I have turned a man because I could. Because I knew I could. However, to discover the breadth of my capacity was not the point. I wanted to learn if remorse was something that rose in my throat or something that dripped from my eyes.
But as it turned out, remorse was a stillness in me.
Or rather, a stillness where it should have stirred.
I didn’t feel it.
He was a man I worked with. He had an uneasy smile and a tiny voice, only audible through repeated coaxing. A very courteous and accommodating man, he often helped to organize the Christmas parties. He was a mouse. He buttoned his collar to his throat and tied his tie tightly. It was not very difficult to do what I did.
How the affair began is immaterial. I softly tied the correct strings around his body and firmly tugged at each of them when the time was right. Once I had him the first time, I had him for as long as I would have liked.
The first time I took his shirt off, his wedding band dropped from his shirt pocket. He must not have noticed. I took it home with me later. A golden fetter that legal lovers must tie on the hand. A pricey synecdoche; a purchase required to validate a union. A fetter that had customarily rested on the very red right hand that embedded a fury of designs into my skin on multiple occasions that had left long red lines over my back and pieces of my hair on the floor of the motel bathroom.
Such binding fetters were better placed around the throat.

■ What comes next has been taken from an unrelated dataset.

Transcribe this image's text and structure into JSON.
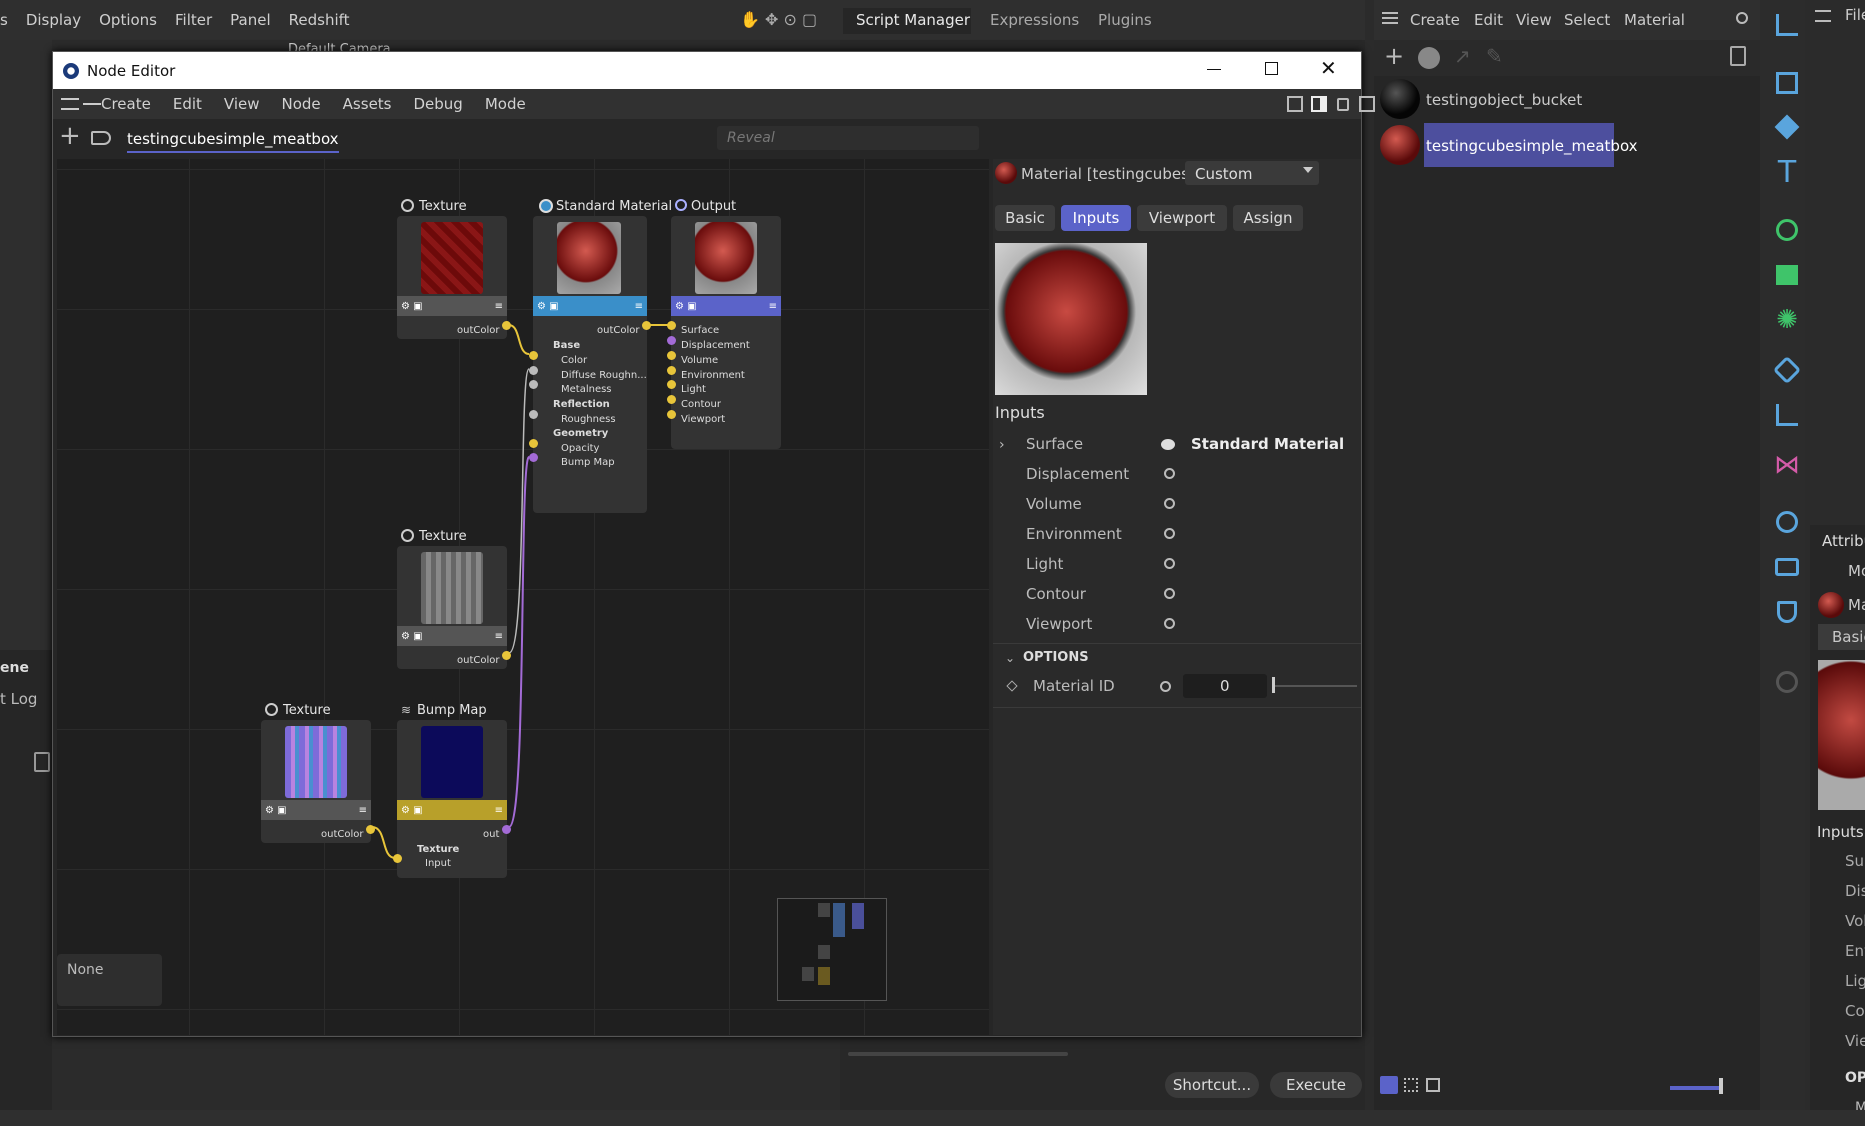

I had taken his delicacy. I had taught him how to be ruled, and how to rule another with his own tender reddened fingertips. I often mused about his changed mannerisms. Did he take his wife with the selfsame sweetened violence that I had so carefully taught him? Did he leave her muddled bruises on the insides of her thighs? Little love letters to that warm and thriving act, so very close to home. I had them.
What did she have?
I had never met his wife. I had nothing to signify he had a wife except that glinting bauble I had taken from him. He had never asked after it, either. Maybe he thought he misplaced it. Maybe he sincerely and rightfully did not notice or care.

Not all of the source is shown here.